Las Vegas Shooter on Anxiety Medication

No surprise here, but Right Scoop is reporting that Stephen Paddock, the outwardly normal, reasonably successful man who decided to carry out the worst mass shooting in American history, was on prescription medication for anxiety. Not only no surprise, but in fact I would have been surprised to learn that he hadn’t been on some such emotion-modifying prescription drug. 

Due to various personal relationships with (mostly young) people who are struggling with emotional problems and who are being encouraged to use psychiatric drugs of one sort or another, I have spent a lot of time recently thinking through this issue of our modern world’s obsession with happy pills as the cure-all for life’s hardships and the soul’s confused urges. Having always been opposed on principle to any reliance on such drugs (barring the extreme cases of genuine schizophrenia and perhaps emergency suicide prevention), I have gradually come to the conclusion that the gravest danger they present, both to the individual and to his or her society, is precisely their unavoidable — yes, unavoidable — weakening of moral feelings. 

My reasons for this conclusion are immersed in my theoretical views on the nature and development of moral character, and the indispensability of full emotional self-awareness in both the growth and the demonstration of that character. To make a long story short for the time being — I’ll have much more to say about this in the days ahead — artificially dulling the feelings in the name of “reducing anxiety” or “overcoming depression” necessarily entails dulling the capacity for natural emotional responses of all types, including and especially those required for proper moral judgment and self-restraint.

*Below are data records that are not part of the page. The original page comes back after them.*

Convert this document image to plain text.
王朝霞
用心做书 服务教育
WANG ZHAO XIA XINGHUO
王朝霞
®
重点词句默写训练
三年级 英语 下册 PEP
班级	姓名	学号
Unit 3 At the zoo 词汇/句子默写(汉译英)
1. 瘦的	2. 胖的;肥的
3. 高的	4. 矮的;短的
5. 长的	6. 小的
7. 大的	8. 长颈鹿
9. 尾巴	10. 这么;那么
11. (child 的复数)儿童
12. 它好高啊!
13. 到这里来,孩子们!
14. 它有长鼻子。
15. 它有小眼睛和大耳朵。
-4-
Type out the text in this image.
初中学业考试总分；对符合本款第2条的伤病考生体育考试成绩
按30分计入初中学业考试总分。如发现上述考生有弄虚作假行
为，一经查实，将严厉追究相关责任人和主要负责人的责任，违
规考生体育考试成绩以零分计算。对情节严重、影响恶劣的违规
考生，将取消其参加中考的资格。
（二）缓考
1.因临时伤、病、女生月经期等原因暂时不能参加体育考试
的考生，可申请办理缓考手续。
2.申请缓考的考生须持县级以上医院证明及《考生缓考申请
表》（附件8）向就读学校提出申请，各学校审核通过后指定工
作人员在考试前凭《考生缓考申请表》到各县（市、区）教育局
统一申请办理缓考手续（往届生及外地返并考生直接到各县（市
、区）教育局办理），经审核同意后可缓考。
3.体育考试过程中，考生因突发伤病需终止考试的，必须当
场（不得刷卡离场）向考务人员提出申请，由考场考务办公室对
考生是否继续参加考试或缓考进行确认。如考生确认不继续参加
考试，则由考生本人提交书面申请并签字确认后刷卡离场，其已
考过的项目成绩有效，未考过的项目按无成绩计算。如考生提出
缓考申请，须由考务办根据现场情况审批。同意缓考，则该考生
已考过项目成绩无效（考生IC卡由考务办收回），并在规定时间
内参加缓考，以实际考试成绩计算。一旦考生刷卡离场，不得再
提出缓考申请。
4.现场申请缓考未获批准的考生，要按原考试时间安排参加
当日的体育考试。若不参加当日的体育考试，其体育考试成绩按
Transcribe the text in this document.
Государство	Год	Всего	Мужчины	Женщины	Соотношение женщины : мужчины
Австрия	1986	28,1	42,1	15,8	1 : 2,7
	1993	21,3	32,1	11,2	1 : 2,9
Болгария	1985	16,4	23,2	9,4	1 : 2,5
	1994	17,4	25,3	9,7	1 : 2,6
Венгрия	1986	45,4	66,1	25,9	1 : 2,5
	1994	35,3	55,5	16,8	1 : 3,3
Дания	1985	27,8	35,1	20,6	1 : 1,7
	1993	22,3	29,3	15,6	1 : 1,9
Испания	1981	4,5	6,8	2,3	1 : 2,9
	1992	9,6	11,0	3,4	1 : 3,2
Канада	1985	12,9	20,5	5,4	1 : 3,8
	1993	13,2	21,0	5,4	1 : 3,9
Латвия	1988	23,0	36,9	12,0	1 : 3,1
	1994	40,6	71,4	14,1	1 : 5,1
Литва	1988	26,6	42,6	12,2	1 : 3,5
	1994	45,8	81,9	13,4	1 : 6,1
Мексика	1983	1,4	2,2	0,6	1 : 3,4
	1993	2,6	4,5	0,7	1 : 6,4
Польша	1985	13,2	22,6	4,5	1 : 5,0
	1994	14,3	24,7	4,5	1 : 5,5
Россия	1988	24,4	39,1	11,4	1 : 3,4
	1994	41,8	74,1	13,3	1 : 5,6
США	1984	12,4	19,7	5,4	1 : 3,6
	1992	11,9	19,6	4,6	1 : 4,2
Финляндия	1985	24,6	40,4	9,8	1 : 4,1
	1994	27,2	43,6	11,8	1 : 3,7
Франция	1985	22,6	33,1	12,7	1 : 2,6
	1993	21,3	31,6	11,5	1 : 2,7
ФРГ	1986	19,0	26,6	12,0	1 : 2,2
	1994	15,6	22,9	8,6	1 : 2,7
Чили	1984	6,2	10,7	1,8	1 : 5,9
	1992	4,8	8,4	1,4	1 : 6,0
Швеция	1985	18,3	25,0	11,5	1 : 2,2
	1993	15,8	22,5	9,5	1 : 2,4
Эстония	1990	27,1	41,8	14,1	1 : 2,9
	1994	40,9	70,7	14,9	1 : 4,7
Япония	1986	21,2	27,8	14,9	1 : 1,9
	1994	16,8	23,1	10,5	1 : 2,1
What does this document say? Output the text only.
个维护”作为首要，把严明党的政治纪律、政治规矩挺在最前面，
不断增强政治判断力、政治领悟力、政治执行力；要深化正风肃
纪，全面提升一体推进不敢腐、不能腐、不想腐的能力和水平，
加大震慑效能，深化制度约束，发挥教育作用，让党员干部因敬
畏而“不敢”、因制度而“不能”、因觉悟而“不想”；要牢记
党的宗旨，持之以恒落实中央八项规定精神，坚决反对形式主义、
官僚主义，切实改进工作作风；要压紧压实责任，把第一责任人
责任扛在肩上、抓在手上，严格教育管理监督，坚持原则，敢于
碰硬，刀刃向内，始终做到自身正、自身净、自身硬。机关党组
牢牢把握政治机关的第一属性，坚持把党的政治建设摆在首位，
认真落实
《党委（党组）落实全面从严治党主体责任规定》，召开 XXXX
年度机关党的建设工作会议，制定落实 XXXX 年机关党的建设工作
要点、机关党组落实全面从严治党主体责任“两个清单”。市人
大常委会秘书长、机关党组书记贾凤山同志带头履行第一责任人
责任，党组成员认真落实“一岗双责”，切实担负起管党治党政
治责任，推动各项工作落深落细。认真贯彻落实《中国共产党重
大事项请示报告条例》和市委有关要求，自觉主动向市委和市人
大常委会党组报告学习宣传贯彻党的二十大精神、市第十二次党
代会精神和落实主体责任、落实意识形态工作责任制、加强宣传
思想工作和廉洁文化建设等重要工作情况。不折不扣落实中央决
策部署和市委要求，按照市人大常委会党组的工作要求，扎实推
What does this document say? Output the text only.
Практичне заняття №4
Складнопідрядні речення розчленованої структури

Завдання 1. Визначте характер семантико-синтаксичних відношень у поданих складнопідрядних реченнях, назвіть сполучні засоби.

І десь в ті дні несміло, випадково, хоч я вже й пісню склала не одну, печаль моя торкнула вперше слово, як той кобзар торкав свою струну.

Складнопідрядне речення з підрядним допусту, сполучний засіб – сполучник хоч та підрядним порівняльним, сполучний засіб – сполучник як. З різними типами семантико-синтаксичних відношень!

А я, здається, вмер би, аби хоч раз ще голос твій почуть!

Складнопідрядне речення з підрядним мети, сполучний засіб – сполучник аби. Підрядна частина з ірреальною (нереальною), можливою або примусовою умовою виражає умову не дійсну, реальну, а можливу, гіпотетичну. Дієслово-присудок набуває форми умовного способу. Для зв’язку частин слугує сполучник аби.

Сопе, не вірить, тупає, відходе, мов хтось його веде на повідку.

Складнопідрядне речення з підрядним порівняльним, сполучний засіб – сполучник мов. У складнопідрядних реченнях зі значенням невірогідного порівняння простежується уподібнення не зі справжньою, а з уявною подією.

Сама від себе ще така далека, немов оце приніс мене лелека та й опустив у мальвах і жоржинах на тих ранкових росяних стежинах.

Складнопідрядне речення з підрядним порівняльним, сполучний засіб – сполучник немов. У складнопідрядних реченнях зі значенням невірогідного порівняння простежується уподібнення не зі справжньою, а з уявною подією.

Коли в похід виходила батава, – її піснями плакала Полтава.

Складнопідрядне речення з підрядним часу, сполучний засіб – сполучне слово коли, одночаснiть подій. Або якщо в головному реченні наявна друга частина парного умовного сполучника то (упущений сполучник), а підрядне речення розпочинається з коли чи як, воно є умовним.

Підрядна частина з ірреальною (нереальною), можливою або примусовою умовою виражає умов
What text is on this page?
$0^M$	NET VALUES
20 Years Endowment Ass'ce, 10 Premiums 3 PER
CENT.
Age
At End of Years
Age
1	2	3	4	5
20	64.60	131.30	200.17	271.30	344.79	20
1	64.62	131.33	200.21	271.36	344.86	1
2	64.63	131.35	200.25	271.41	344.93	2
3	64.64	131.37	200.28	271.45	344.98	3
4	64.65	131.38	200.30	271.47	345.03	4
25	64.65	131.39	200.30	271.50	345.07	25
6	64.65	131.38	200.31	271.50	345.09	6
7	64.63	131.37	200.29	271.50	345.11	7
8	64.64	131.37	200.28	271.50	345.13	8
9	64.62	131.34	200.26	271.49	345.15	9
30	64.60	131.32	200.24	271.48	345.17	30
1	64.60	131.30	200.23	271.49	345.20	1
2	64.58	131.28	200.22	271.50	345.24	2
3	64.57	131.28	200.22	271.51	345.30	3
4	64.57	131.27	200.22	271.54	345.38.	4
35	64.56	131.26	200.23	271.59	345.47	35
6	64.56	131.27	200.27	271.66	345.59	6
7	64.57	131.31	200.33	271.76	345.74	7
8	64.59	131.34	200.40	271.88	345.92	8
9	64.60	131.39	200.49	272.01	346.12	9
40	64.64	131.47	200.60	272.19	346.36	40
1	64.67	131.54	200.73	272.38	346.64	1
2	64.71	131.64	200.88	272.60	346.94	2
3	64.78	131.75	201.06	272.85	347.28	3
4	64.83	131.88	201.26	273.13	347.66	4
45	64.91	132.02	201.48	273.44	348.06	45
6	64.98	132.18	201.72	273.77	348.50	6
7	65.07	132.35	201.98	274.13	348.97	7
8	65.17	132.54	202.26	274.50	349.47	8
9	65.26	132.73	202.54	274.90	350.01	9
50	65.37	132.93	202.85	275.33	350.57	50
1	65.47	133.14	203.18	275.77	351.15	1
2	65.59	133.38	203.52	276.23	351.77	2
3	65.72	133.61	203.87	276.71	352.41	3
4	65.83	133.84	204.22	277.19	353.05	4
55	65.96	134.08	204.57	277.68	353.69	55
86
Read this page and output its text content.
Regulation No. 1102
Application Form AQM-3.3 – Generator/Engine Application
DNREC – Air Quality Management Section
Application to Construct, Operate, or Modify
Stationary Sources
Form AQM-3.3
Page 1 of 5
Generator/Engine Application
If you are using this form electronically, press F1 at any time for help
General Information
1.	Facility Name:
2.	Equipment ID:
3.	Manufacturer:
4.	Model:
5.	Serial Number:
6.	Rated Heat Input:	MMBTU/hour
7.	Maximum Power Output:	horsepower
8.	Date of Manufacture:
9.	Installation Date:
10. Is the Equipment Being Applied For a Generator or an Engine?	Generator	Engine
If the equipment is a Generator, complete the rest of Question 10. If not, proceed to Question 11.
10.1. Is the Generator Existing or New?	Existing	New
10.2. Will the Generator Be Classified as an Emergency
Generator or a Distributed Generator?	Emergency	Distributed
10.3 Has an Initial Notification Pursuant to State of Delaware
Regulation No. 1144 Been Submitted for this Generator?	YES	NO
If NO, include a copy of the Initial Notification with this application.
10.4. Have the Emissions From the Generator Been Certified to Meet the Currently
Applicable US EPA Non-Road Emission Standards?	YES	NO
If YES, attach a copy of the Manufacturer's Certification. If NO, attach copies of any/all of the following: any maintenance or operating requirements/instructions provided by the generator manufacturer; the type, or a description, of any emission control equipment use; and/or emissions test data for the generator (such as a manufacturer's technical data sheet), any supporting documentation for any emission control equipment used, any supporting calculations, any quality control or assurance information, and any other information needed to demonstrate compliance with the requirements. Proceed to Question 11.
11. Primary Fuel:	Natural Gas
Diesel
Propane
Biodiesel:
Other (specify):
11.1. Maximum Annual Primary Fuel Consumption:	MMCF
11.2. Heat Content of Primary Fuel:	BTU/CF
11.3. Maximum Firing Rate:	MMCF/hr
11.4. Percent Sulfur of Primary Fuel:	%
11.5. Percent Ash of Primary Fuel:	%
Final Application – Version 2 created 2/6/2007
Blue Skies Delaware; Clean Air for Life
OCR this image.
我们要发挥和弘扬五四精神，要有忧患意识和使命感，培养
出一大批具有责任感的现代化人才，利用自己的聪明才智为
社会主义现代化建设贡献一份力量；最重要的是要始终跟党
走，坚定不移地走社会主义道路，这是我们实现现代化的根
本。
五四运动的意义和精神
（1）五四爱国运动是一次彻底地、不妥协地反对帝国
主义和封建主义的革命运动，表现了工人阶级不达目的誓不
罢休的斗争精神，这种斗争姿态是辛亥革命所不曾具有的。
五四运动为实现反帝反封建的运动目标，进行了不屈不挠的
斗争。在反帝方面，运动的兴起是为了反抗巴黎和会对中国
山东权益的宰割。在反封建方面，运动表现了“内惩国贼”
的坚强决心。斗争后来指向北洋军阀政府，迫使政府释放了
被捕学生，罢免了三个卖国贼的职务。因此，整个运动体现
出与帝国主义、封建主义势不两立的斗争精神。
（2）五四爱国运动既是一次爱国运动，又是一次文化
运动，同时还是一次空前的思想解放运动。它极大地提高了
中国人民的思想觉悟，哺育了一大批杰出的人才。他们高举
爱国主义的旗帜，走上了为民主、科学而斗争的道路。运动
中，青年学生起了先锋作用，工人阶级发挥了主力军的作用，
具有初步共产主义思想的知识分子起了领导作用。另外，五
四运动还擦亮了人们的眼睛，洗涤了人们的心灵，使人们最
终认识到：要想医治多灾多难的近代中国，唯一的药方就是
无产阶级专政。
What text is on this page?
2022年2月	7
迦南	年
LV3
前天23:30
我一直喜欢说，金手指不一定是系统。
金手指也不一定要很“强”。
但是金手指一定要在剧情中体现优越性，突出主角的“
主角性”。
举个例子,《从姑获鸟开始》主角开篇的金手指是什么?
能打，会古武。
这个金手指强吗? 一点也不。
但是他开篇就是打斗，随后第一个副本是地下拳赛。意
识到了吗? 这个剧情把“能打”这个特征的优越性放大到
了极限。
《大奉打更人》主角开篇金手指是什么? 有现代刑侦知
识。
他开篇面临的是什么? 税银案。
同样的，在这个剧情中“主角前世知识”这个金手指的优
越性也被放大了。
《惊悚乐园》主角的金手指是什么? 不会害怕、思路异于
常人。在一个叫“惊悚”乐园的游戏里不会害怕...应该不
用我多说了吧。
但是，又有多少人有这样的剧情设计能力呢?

Would Paddock have stopped himself short of committing this well-planned atrocity if he hadn’t been on psych meds? We’ll never know, and should never presume to know, but there seems to be strong evidence, both from research and from moral philosophy, for at least raising the possibility. This is not intended to excuse his crime, or to lay blame on anyone else — the responsibility for his destructive act rests entirely on Paddock himself — but it does afford us a much-needed opportunity to reopen a discussion that has been allowed to drift into the background as the medical profession practically force-feeds mind-altering drugs to young people, from elementary school to university, on a routine basis. 

“Forgive them, for they know not what they do,” is a noble sentiment to be sure. But it cannot be used as an excuse for refusing to ask hard questions. Isn’t it time that we, as a civilization, got serious about finding out what we are doing to our minds in the name of quick-fix psychiatric care, so that, if it is ultimately harmful, we may stop doing it?